The one reason I view the pharmaceuitical companies with such a cynical and suspicious view beause if you think about it, they are just peachy in all of this. These pills get sold to patients at pennies on the dollar, but in reality it's the insurance companies that pay the rest of the bill so the companies aren't losing any money. Meanwhile, this HUGE profit margin entices people who would ordinarily never consider selling narcotics into doing it even though they justify it as "Well I'm just helping out a friend and getting a couple of extra dollars for myself," but that's not the end of it... Then your friend wants more, their pain never really goes away, they take more than they can even be prescribed but there's you, you can get them more with your own prescription, and all it means is extra money in your pocket.... And the pharmaceutical company's.

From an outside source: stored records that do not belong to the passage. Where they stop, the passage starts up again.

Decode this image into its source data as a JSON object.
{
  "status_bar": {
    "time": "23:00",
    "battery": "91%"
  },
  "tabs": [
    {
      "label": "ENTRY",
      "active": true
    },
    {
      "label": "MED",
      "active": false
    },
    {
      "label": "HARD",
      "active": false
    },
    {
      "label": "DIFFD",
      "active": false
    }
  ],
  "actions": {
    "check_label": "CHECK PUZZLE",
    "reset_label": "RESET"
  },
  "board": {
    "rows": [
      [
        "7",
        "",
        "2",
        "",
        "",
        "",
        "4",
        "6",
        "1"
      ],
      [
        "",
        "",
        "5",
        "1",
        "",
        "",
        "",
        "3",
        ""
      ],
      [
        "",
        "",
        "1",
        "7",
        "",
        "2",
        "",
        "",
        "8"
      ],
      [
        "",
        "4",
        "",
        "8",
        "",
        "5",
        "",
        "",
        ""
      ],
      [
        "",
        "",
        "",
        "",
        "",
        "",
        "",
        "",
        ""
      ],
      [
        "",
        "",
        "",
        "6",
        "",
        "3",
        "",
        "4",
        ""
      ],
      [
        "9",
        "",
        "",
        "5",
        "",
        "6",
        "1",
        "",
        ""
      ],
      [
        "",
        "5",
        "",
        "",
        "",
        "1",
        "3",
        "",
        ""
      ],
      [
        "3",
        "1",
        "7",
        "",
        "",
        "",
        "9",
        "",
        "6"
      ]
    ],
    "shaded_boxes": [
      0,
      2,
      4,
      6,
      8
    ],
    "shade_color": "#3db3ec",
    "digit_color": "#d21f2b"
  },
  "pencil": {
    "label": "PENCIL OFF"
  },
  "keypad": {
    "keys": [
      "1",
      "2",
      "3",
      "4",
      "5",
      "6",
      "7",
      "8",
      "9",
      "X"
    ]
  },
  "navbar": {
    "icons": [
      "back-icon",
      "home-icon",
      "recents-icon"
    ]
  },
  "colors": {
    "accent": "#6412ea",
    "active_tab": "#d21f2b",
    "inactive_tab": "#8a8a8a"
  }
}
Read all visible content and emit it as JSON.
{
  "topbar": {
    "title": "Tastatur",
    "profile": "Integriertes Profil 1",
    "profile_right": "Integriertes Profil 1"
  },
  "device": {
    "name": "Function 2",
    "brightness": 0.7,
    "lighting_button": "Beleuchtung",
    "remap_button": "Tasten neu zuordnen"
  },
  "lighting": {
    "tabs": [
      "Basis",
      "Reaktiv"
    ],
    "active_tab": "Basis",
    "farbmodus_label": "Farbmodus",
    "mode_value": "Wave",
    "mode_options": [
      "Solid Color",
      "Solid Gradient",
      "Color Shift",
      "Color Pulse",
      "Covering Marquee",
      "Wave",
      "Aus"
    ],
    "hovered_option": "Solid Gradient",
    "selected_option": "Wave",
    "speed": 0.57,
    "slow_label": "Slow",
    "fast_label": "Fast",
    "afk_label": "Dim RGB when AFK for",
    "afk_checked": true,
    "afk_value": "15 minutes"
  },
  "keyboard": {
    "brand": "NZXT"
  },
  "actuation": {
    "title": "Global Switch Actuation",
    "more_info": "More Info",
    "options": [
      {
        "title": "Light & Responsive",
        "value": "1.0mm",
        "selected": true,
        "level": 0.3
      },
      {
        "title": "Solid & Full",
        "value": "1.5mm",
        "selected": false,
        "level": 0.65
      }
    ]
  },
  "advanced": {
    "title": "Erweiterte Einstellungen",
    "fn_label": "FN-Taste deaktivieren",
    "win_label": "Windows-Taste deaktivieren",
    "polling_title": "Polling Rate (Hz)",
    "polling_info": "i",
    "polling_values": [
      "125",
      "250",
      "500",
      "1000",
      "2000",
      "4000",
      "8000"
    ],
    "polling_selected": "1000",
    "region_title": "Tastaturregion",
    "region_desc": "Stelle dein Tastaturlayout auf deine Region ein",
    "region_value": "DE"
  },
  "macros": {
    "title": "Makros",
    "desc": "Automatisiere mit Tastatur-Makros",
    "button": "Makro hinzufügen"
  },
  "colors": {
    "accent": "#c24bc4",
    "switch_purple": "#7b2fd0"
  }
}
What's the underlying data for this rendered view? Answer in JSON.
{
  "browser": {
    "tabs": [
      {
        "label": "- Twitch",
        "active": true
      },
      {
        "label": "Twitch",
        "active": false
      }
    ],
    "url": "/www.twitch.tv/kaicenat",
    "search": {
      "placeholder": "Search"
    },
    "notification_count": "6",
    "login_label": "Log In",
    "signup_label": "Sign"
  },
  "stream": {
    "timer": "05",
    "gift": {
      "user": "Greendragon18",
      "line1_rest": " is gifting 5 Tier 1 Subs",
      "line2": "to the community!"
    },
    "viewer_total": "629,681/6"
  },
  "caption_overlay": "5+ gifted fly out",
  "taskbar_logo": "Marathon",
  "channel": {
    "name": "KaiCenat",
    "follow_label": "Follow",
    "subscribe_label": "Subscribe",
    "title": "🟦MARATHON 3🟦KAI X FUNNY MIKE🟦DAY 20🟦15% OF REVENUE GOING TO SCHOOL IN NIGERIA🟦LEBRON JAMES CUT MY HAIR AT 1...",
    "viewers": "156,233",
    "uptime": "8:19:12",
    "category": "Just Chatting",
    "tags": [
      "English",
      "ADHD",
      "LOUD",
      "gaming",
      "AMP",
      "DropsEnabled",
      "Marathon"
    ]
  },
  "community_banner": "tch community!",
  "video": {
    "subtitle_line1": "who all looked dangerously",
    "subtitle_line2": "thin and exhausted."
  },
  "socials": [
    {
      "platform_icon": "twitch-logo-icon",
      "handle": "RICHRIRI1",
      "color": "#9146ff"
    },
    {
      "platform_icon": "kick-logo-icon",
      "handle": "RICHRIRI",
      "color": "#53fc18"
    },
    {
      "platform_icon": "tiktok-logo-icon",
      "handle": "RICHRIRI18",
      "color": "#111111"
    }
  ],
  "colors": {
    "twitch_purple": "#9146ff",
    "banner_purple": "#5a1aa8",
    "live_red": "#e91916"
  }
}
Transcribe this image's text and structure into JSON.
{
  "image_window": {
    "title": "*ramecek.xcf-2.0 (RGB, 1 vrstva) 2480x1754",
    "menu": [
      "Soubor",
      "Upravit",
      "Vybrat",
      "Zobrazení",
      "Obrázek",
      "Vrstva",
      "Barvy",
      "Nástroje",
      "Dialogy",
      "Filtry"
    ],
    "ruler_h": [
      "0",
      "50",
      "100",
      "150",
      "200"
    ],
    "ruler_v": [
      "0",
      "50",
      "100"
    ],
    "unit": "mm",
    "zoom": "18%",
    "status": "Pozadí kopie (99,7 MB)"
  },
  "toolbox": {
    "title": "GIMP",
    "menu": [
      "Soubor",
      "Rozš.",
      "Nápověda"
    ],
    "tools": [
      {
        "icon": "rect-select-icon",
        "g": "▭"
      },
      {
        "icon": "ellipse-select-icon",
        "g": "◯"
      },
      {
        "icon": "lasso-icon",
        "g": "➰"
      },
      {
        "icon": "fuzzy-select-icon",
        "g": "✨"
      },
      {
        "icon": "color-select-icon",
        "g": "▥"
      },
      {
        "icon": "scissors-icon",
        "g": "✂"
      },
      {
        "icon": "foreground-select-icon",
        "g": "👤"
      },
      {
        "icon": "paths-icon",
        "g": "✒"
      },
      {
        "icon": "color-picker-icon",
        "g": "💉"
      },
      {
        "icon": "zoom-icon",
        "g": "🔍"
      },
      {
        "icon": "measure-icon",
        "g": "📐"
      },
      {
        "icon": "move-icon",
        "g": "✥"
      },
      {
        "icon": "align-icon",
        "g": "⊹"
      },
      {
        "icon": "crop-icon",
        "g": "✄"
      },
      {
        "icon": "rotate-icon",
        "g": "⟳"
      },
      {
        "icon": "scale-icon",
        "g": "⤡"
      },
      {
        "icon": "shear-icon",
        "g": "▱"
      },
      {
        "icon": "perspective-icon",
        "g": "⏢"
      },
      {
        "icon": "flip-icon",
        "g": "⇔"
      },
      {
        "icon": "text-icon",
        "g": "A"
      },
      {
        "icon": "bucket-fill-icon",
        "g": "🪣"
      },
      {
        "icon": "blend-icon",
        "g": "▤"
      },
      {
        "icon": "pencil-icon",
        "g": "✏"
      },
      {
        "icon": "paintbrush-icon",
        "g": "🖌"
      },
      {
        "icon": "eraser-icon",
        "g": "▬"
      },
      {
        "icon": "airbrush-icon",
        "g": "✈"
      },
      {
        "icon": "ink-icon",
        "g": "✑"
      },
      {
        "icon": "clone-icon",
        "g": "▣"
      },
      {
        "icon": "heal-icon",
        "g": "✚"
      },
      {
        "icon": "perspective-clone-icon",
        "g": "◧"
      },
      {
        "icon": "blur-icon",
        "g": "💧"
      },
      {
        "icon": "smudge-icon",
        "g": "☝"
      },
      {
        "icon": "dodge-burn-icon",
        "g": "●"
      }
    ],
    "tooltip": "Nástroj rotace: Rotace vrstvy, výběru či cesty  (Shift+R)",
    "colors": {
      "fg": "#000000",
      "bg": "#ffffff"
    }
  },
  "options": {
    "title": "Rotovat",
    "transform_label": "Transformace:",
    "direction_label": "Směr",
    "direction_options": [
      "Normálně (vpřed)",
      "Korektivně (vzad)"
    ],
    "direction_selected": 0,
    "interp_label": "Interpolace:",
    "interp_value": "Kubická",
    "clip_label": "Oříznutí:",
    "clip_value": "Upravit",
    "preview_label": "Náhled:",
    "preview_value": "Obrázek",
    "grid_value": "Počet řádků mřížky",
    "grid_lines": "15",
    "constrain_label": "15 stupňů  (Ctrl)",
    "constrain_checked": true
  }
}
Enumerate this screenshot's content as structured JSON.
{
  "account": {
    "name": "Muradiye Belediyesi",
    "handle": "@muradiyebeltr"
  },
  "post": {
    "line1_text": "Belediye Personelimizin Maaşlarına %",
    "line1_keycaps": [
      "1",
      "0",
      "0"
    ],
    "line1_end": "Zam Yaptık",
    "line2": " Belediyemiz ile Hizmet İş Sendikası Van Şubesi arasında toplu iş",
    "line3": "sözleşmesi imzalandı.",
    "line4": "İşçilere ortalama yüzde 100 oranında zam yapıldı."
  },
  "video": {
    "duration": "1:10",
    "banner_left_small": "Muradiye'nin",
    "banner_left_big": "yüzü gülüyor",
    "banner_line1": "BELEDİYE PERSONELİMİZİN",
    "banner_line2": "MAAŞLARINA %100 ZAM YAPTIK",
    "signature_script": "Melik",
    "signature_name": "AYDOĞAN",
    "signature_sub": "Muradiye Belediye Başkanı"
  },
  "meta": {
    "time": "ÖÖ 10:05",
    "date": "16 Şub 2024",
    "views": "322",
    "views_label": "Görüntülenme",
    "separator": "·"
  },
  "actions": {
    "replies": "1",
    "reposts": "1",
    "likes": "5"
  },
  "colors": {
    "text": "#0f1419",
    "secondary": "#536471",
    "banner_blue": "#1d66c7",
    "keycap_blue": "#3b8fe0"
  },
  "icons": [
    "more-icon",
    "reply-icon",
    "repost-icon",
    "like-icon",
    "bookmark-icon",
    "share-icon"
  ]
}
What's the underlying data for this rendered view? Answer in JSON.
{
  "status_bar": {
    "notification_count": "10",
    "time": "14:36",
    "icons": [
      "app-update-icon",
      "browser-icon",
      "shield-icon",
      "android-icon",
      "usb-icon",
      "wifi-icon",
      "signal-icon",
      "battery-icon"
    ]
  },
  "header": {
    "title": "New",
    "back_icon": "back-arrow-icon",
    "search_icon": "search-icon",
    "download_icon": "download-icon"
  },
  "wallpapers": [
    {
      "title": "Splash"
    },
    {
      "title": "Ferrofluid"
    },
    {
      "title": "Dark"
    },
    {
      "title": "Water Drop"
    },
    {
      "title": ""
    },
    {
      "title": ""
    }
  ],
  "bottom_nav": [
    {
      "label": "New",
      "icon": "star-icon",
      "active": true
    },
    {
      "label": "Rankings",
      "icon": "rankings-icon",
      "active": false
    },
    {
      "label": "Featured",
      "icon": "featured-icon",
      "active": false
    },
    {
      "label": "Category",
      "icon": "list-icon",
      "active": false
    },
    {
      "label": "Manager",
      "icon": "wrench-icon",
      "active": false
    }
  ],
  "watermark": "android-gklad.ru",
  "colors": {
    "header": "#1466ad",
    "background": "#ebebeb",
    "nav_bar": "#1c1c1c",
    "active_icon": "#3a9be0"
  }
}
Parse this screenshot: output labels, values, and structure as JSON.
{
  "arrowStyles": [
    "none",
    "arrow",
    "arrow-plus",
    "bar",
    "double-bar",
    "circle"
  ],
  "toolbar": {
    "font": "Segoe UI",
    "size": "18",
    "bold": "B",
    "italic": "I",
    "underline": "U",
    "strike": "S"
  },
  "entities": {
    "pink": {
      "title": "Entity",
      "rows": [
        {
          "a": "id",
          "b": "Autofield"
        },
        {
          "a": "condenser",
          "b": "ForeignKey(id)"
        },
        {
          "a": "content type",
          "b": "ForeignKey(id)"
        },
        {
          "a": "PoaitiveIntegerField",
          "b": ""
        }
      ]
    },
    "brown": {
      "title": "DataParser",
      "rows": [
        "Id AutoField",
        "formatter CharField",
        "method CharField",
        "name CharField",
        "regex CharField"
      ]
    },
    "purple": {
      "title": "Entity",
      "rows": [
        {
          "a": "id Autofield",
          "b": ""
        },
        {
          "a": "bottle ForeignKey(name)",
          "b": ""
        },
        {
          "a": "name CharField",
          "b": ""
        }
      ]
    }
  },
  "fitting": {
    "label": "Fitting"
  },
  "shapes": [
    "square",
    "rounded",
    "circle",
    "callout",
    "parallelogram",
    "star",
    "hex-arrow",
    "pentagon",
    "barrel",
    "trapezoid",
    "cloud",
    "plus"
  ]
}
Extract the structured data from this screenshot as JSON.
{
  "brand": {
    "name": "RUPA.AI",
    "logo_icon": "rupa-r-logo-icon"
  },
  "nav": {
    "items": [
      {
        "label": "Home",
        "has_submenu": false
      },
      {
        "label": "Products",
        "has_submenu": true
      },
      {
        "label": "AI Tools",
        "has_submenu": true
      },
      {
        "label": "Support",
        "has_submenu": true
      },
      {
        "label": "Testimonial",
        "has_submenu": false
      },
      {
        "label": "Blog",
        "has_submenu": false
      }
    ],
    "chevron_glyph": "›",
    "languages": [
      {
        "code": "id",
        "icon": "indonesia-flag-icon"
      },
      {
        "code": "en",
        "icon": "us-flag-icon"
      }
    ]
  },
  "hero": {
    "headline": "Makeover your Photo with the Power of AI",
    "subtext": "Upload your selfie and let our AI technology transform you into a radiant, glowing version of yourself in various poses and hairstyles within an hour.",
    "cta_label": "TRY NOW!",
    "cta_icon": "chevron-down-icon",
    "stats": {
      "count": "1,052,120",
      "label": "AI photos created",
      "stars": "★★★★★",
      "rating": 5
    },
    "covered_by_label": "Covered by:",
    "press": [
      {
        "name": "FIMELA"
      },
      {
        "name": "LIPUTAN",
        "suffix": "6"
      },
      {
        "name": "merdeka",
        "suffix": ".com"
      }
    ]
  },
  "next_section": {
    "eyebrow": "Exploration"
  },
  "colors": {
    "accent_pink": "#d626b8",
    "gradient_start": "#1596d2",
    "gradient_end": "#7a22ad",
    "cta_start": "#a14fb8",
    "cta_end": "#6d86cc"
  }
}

Money from someone who doesn't even need the drug, it's virtually like every "patient" is a dealer, and every "doctor" is a "baller" and the pharmaceuitical companies are just the kingpins coordinating it all. Now I'd like to think it wasn't all orechestrated, but the end result is exactly that whether it was intentional or not.

 

...and that's just the black market implications. The overall health effects, even for people who are fortunate enough to never been exposed to that side of it, are still taking an obvious toll.